Meraka adalah ulama besar yang selalu memiliki
pemikiran bagaimana Islam yang mereka pelajari di Mekah dan Madinah itu bisa
terkontekstualisasi dengan bahasa lokal. Memang dalam tulisan pengajaran menggunakan
bahasa Arab tetapi Islam itu di jelasakan dengan bahasa lokal (melayu, sunda,
jawa). Sehingga kemudian dengan proses ini maka Islam itu menjadi terpadu atau integrate,
menjadi bahagian integral dari budaya lokal.
Dan inilah, dinamika sosial dan intelektual
Islam Indonesia. Sesuatu yang membangun Islam Indonesia, yaitu memiliki ciri
khas Islam Indonesia. Dengan membangun Islam Indonsia dan para ulama
yang telah memiliki hubungan intensif, Nusntara-Arab. Maka kemudian munculah lembaga-lembaga sosial dan intelektual keagamaan secara
signifikan, yang menyumbangkan banyak
pembentukan tradisi pemikiran (intelektualisme) dan keilmuan Islam di Nusantara.
Selain daripada itu para ulama tersebut sangat
berkontribusi tidak hanya dalam membangun tradisi keagaaman tapi juga membangun
tradisi intelektualisme Indonesia. Baik ajaran agama Islam mupun pemikiran yang
telah dikembangkan oleh para ulama tersebut. Dan karena para ulama itu memiliki
ketinggian keilmuan dan ketinggian intelektualisme yang jika dibandingkan Islam
yang berkembang di tempat-tempat lain
maka patut kita apresiasi dengan melihat karya-karya besarnya. Tetapi
karya-karya besar ini yang saya kira masih perlu kita kaji lebih jauh atau
waspadai. Karena, selama ini sudah dikaji juga, tetapi banyak yang masih yang
harus kita lakukan untuk mengungkapkan intelektualisme mereka, walaupun
sebagian ahli berpendapat bahwa karya-karya besar itu telah terkemuka.

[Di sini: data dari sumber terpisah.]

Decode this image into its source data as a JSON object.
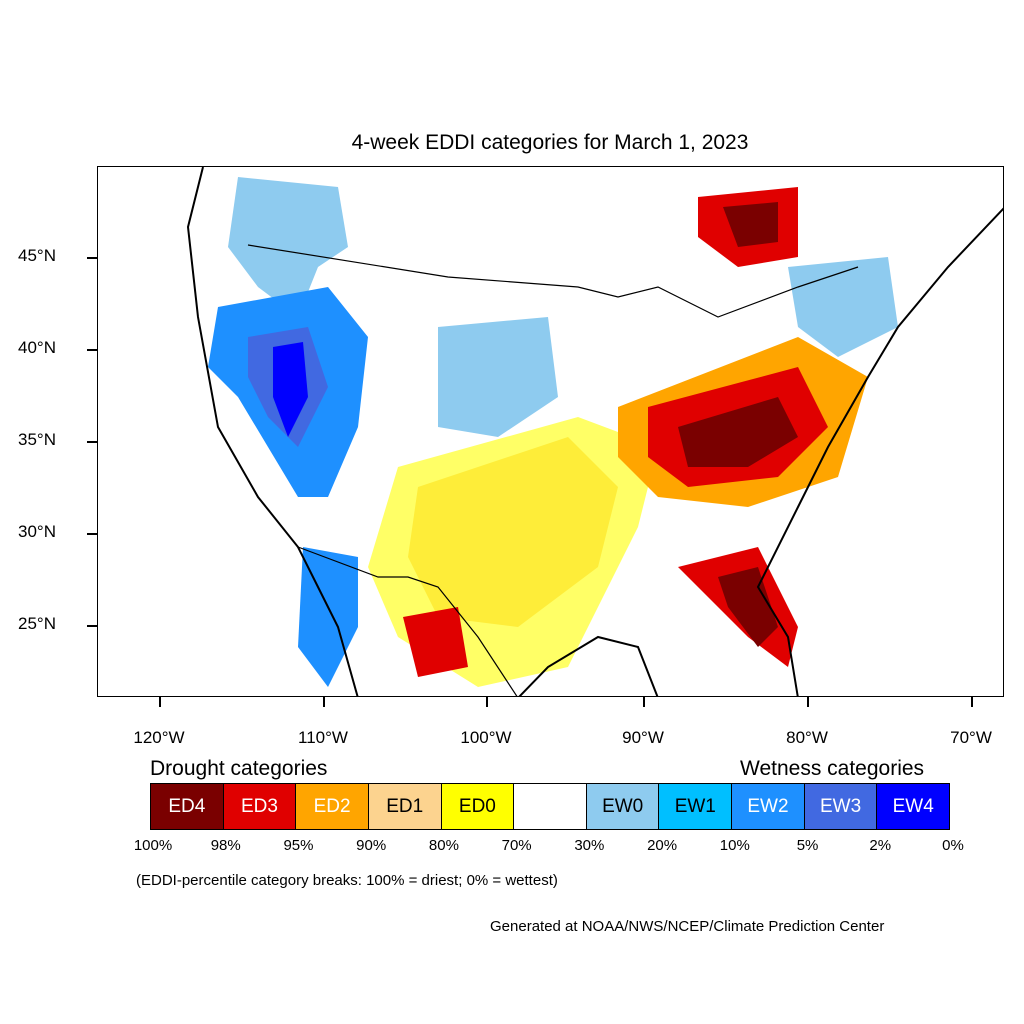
{
  "title": "4-week EDDI categories for March 1, 2023",
  "lat_labels": [
    "45°N",
    "40°N",
    "35°N",
    "30°N",
    "25°N"
  ],
  "lon_labels": [
    "120°W",
    "110°W",
    "100°W",
    "90°W",
    "80°W",
    "70°W"
  ],
  "legend": {
    "drought_heading": "Drought categories",
    "wetness_heading": "Wetness categories",
    "categories": [
      {
        "label": "ED4",
        "color": "#7a0000",
        "text_color": "#ffffff"
      },
      {
        "label": "ED3",
        "color": "#e00000",
        "text_color": "#ffffff"
      },
      {
        "label": "ED2",
        "color": "#ffa500",
        "text_color": "#ffffff"
      },
      {
        "label": "ED1",
        "color": "#fcd38f",
        "text_color": "#000000"
      },
      {
        "label": "ED0",
        "color": "#ffff00",
        "text_color": "#000000"
      },
      {
        "label": "",
        "color": "#ffffff",
        "text_color": "#000000"
      },
      {
        "label": "EW0",
        "color": "#8ecbef",
        "text_color": "#000000"
      },
      {
        "label": "EW1",
        "color": "#00bfff",
        "text_color": "#000000"
      },
      {
        "label": "EW2",
        "color": "#1e90ff",
        "text_color": "#ffffff"
      },
      {
        "label": "EW3",
        "color": "#4169e1",
        "text_color": "#ffffff"
      },
      {
        "label": "EW4",
        "color": "#0000ff",
        "text_color": "#ffffff"
      }
    ],
    "percent_breaks": [
      "100%",
      "98%",
      "95%",
      "90%",
      "80%",
      "70%",
      "30%",
      "20%",
      "10%",
      "5%",
      "2%",
      "0%"
    ]
  },
  "footnote": "(EDDI-percentile category breaks: 100% = driest; 0% = wettest)",
  "credit": "Generated at NOAA/NWS/NCEP/Climate Prediction Center"
}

Dari pembahasan di atas dapat di sampaikan
simpulan bahwa, semenjak pada abad ke-17 m perkembangan dinamika sosial dan
Intelektual Islam Indonesia sangat signifikan, terhadap dalam membangun pemikiran (intelektualisme) dan keilmuan Islam di Nusantara. Perkembangan ni terjadi karena pada abad-abad (abad ke-17 M.) tersebut merupakan era
yang cukup dinamis dalam sejarah sosial-intelektual Islam Indonesia, dengan jaringan ulama
sebagai sumber dinamikanya.
Dan yang dimaksud dinamika sosial dan
Intelektual Islam adalah semangat gerak masyarakat Islam secara terus-menerus
yang menimbulkan perubahan dalam tata hidup masyarakat Islam Indonesia. Pergerakan
itu mulai dilakukan oleh para ulama Nusantara-Indonesia abad ke-17 m, salah
satu contoh, Hamzah Fanshuri. selanjutnya sampai ulama abad
ke-19 m, Nawawi Banten atau Ahmad Khatib Minangkabau. Oleh karena itu, maka kemudian Islam di Indonesia memiliki ciri khas.
Dan bisa dikatakan bahwa tak keliru Islam itu menjadi terpadu dengan damai
atau integrate, menjadi bahagian integral dari budaya lokal Nusantara.